At 27 feet, the Mokane levee east of Mokane will over flow. By 27.2 feet, portions of Missouri 94 and Route C will be closed due to flood water, the NWS stated.
Monitor road closures at the Missouri Department of Transportation's interactive traveler information map: traveler.modot.org/map/index.
MoDOT has plenty of advice for staying safe during a flood.
Never attempt to walk or drive through a water-covered roadway. The road may be washed out below the water's surface, and a mere 2 feet of floodwater moving at 2 miles-per-hour can float your car and wash it off the road. Vehicles may also stall in water.
Watch for wildlife. Deer and other creatures may cross roads in greater numbers than usual while escaping rising water.
Listen to your radio, TV or weather radio for the latest information on weather conditions that can cause flooding.
Never park your vehicle along streams, if there is a threat of flooding. Avoid low-lying streets, as well.
Be especially cautious at night when it is harder to see and recognize flood dangers.
Fuel up and pack a go-bag of important documents, water and nonperishable food, a flashlight and battery-operated radio with extra batteries, and medications/first-aid supplies.
If flooding occurs, move to higher ground as quickly as possible. You will not be able to outrun the flood.

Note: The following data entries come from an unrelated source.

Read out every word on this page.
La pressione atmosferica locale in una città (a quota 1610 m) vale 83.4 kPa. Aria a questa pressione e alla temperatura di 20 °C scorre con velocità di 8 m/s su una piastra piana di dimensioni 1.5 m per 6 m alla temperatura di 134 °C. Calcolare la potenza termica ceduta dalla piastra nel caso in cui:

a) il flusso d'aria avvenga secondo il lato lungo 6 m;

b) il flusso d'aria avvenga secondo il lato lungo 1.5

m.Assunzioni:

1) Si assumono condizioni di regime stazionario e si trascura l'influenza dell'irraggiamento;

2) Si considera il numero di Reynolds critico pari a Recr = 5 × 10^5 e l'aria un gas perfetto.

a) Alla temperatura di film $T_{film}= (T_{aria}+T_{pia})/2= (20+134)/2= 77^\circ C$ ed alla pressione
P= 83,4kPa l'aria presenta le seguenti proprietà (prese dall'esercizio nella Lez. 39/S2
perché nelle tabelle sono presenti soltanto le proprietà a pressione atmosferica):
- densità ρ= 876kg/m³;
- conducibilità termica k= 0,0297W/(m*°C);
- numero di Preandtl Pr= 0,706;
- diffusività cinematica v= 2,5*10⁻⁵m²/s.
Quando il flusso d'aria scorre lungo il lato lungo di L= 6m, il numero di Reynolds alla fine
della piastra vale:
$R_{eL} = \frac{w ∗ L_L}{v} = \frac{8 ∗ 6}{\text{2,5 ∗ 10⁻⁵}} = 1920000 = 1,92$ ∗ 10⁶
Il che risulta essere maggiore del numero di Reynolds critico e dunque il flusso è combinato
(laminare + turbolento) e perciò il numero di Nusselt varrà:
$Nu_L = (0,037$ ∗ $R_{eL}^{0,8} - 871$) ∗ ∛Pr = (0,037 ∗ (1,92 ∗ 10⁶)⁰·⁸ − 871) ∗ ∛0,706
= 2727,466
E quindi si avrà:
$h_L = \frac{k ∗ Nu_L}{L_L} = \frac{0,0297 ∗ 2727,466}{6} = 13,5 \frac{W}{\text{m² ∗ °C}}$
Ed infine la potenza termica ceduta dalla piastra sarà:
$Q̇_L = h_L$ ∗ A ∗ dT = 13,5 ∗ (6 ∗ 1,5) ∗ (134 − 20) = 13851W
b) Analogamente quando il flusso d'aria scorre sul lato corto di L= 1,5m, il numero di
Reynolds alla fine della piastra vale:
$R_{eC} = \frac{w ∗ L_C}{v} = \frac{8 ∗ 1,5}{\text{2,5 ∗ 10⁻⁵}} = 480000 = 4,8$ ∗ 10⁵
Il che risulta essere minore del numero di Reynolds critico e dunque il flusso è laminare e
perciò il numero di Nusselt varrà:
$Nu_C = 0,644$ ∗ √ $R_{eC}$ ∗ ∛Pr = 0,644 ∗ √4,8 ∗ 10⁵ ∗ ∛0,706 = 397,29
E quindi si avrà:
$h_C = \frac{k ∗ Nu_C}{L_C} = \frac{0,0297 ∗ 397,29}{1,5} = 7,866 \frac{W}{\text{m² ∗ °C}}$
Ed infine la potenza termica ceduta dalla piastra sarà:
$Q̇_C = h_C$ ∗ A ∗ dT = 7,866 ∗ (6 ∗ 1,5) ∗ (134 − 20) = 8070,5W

Chism said those living in the Mokane area know the drill by now.
"Many local residents along State Highway 94 are aware of which areas need evacuated and the county roadways that will become impassable," he said. "I ask anyone whom is not overly familiar with the area to exercise extreme caution on the county roadways as they may come around a corner to find several feet of flood water making the roadway impassable."